There are 26 municipal solar projects in Fairfield, with five more scheduled to be installed this year, and another four in the planning stages.

There are solar panels atop buildings, panels in the outfield and carports in parking lots that last year saved the town and Board of Education over $160,000. In 2018, that savings should reach about $200,000. In some instances, there is more than one project at a particular location. For example, both high schools have roof panels, as well as solar carports.

“We are helping the environment, helping the economy and helping our taxpayers all at the same time,” First Selectman Mike Tetreau said.

The Board of Selectmen last week approved solar panels for Penfield Pavilion and the regional fire training center. Tetreau said the town has been a leader in solar installations not only on town-owned buildings, but residential buildings as well. About 300 homes in town have solar panels.

“Other towns are coming to see how we are using our school parking lots to save money on electricity,” Tetreau said.

More Information

Municipal solar projects

Existing as of March 2018

Main library

Fairfield Woods branch library

Jennings firehouse

Fire headquarters

Operation Hope

Transfer station

Public Works garage (2)

Animal Shelter (2)

Recreation Center

Fairfield Theatre Co.

Jennings Beach

Hayden field

Smith Richardson garage

Tennis center

Conservation garage

landfill

Fairfield Ludlowe High School

Fairfield Warde High School

Fairfield Woods Middle School

Riverfield School

Mill Hill School

Dwight School

Expected construction 2018

Penfield Pavilion

Fire training center

Senior Center

Senior Center annex

transfer station

Planned

Holland Hill School

Stratfield School

Burr School

Tomlinson Middle School

According to Scott Thompson, chairman of the Sustainable Fairfield Task Force, the town “really started ramping up” its solar projects after Tetreau signed the Clean Energy Communities municipal pledge in 2012, and the task force developed its Clean Energy Action Plan in 2013.

He said Tetreau and Assistant Public Works Director Ed Boman have been very effective at leveraging state and federal programs and have “gained broad acceptance of solar by leading with economic arguments first.”

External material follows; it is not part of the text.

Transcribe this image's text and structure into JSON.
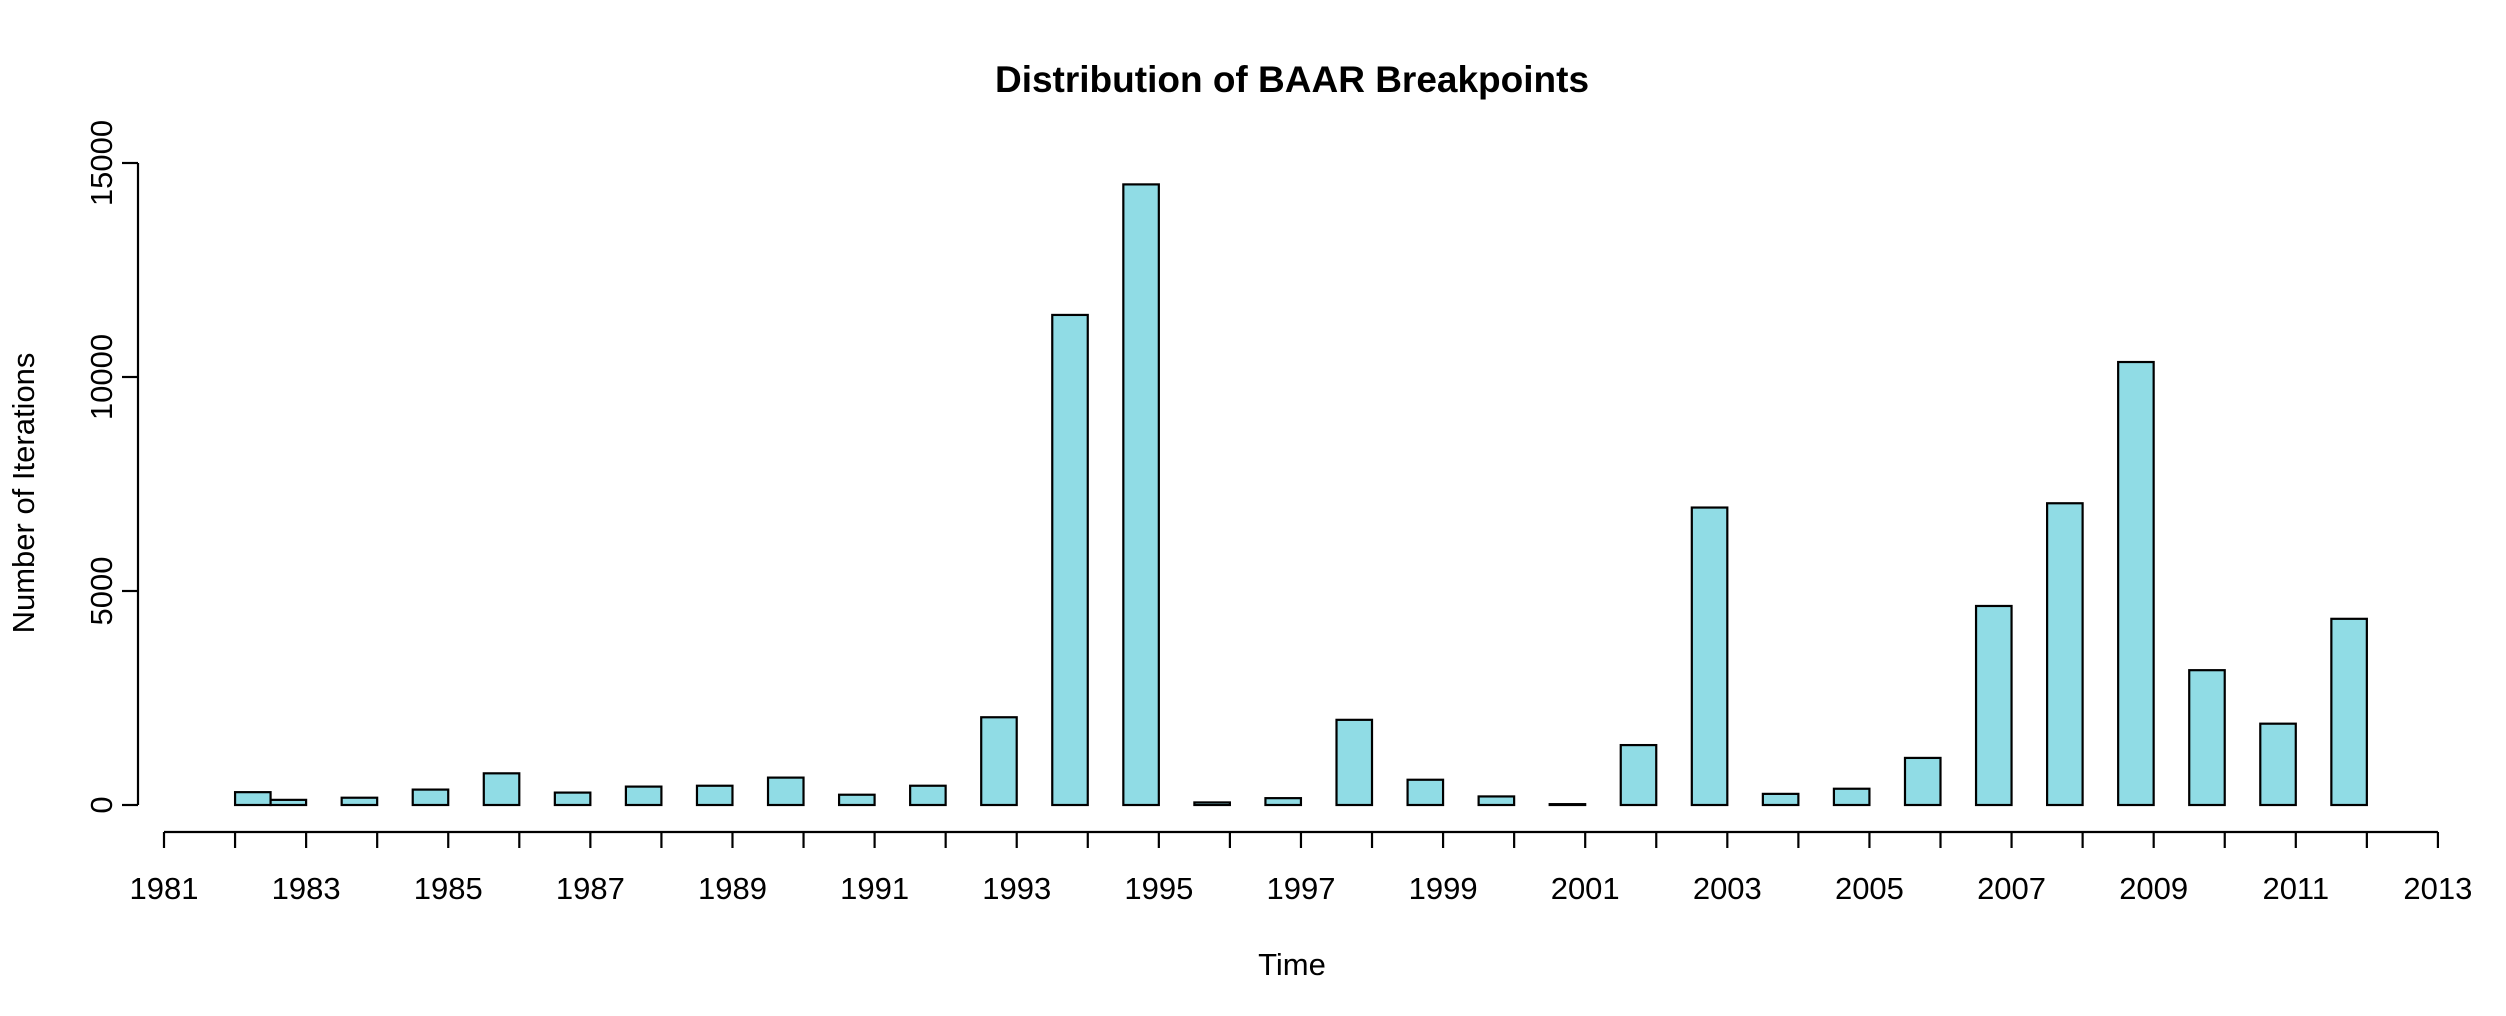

Thompson said the town almost exclusively adopted the power purchase agreement model for its solar projects, which requires no capital investment on the town’s part. It also creates immediate savings on utility bills, he said, and provides long-term protection against utility price increases.

“Going solar has been an economic no-brainer for the town,” Thompson said, “and the environmental benefits are icing on the cake.”

According to Boman, the roof panels at the Animal Shelter and the Public Works garage on a monthly basis sometimes produce more electricity than is actually used at the facility. When that happens, he said, United Illuminating must buy back the extra energy at the same price they sell it to the town.

If more electricity is produced by the town than they use on an annual basis, UI is required to buy the excess back at a lower wholesale rate, which is about 50 percent of the retail rate, Boman said.

“The projects are designed to avoid that problem from happening,” Boman said. And while it could happen, it hasn’t happened yet, he said.

One of the solar projects, Thompson said, took a degraded property — the old landfill — and turned it into a productive use with economic and environmental benefits.

“The solar provides power to the Water Pollution Control facility, and along with the fuel cell installed there, that facility — which is Fairfield’s No. 1 power user — gets all of its energy and heat from clean energy sources,” Thompson said. He said there is no other project like it in the state.

Not all solar projects proposed by the town have gone forward. Solar carports at the downtown train station, and at the marina, met with opposition and weren’t ultimately done. A lawsuit was filed over the solar carports installed at the Postol Recreation parking lot.

After the uproar over the solar carports at the recreation center, town officials began having meetings with nearby residents of proposed projects.

“Solar energy is just one area,” Tetreau said. “While the town started many years ago focused on clean energy, we have evolved our approach to a more comprehensive focus on sustainability.

We are helping the environment, helping the economy and helping our taxpayers all at the same time.”